La borrachera (o, mejor, la curda) de esta atmósfera que Cátulo Castillo pinta en Una canción es todo un cúmulo de emociones, sensaciones, brillos y desnudeces. Y, además, suenan muy bien con la música que el gordo Aníbal Troilo les puso a esos versos que parecen la emanación de un volcán a punto de la erupción.
Una canción
que me mate la tristeza,
que me duerma, que me aturda
y en el frío de esta mesa
vos y yo: los dos en curda…
Este tango que vuela hasta aquellas fulguraciones de ventanal de infancia, que me incluyen en atmósferas de antiguos cafetines con palabras de copa en copa y de mesa en mesa, me recuerda al amigo que ya no está, a aquel que cuando lo escuchaba, ya con la ebriedad en su cerebro, iba diciendo cada verso como si llorara, como si tuviera al frente la imagen de una muchacha que tiembla al escuchar Una canción.
Los dos en curda
y en la pena sensiblera
que me da la borrachera
yo te pido, cariñito,
que me cantes como antes,
despacito, despacito,
tu canción una vez más…
Y, en efecto, aquel amigo, que ya se fue como la luz de aquellas ventanitas lejanas, lo iba diciendo mientras escuchaba a Goyeneche, y parecía en efecto estar hablando con un fantasma, con un recuerdo: “La dura desventura de los dos / nos lleva al mismo rumbo, siempre igual, / y es loco vendaval / el viento de tu voz / que silba la tortura del final…”, y aquel hombre encurdelado se llevaba a sus labios la copa de ron.
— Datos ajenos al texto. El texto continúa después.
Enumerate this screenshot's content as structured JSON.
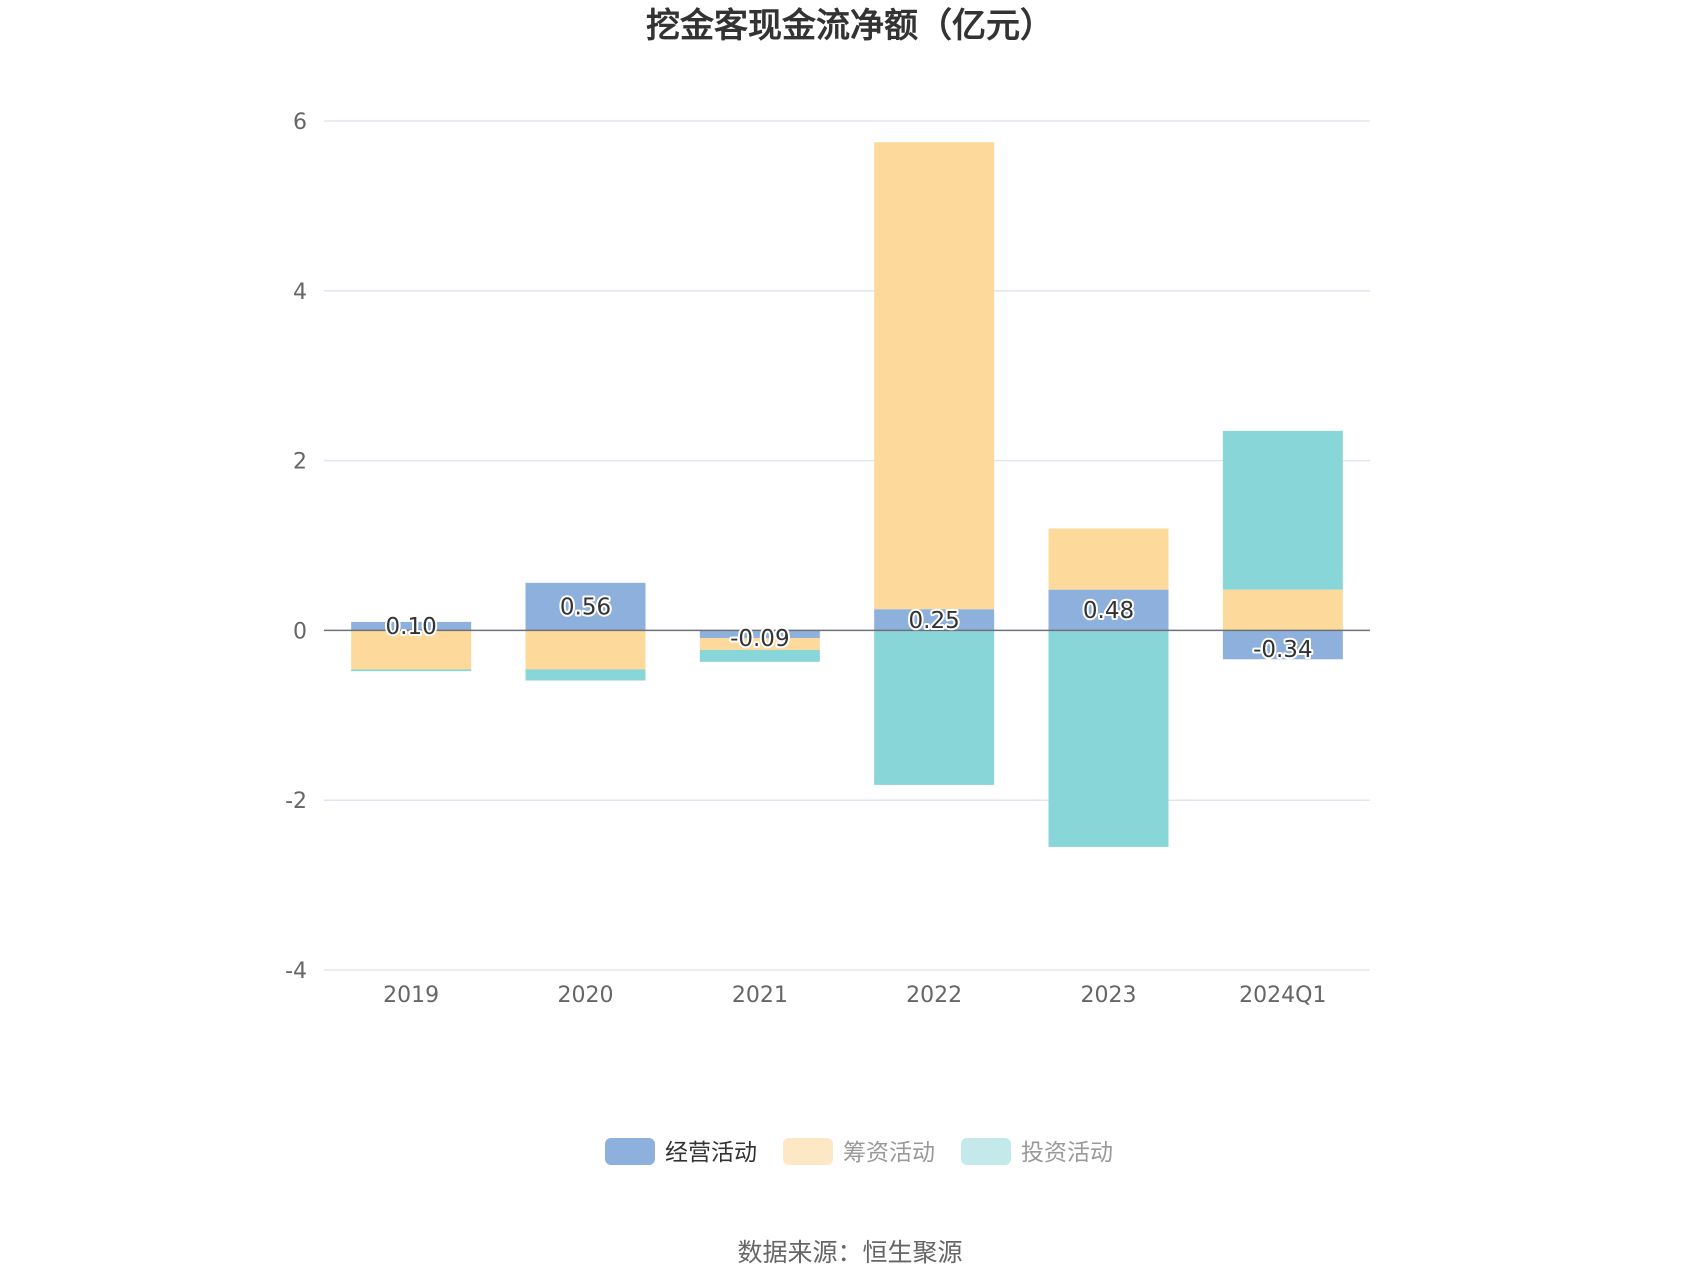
{
  "chart_data": {
    "type": "bar",
    "stacked": true,
    "title": "挖金客现金流净额（亿元）",
    "categories": [
      "2019",
      "2020",
      "2021",
      "2022",
      "2023",
      "2024Q1"
    ],
    "ylim": [
      -4,
      6
    ],
    "yticks": [
      6,
      4,
      2,
      0,
      -2,
      -4
    ],
    "series": [
      {
        "name": "经营活动",
        "color": "#8eb0dc",
        "values": [
          0.1,
          0.56,
          -0.09,
          0.25,
          0.48,
          -0.34
        ],
        "labels": [
          "0.10",
          "0.56",
          "-0.09",
          "0.25",
          "0.48",
          "-0.34"
        ]
      },
      {
        "name": "筹资活动",
        "color": "#fdd99b",
        "values": [
          -0.46,
          -0.46,
          -0.14,
          5.5,
          0.72,
          0.48
        ]
      },
      {
        "name": "投资活动",
        "color": "#89d6d8",
        "values": [
          -0.02,
          -0.13,
          -0.14,
          -1.82,
          -2.55,
          1.87
        ]
      }
    ],
    "legend": {
      "position": "bottom",
      "items": [
        {
          "name": "经营活动",
          "color": "#8eb0dc",
          "active": true
        },
        {
          "name": "筹资活动",
          "color": "#fde8c6",
          "active": false
        },
        {
          "name": "投资活动",
          "color": "#c3e9ea",
          "active": false
        }
      ]
    },
    "grid": true,
    "source": "数据来源：恒生聚源"
  }
}
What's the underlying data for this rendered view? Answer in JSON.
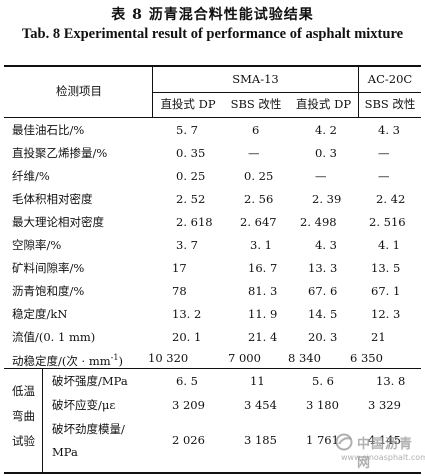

Y después de todo ya no sé si ese tango me remueve memorias o me gusta porque es como aquellos retazos de luces y sombras que entraban a mi cuartito como si salieran de un proyector de cine, o porque me hacen encontrar con el amigo que ya no está, o por toda la sensibilidad que despierta su música y la manera de decirlo el gran Goyeneche, con sus facultades de actor que solo está en el mundo para representar en una función eterna a Hamlet, a Falstaff o al rey Lear:
¡A ver, mujer! Un poco más de ron
y ciérrate la bata de percal
que vi tu corazón
desnudo en el cristal,
temblando al escuchar
esa canción…
Puede ser que me digan, qué va, qué surrealismo ni qué cuernos. Y entonces les contestaré que quizá ellos no son capaces (por miedo, por incertidumbre) de atravesar el espejo de Una canción, el mismo espejo (o espejismo) capaz de transportarnos hasta lugares insospechados en los que se levanta un vapor surreal, un “vapor de tango que hace mal”, porque duele, porque pesa en el cerebro y en el incierto lugar donde se agazapan las recordaciones. Y porque se trata de la reunión imaginaria con una mujer a la que la bata (y la piel) le huele a ron y le sabe a miel su corazón.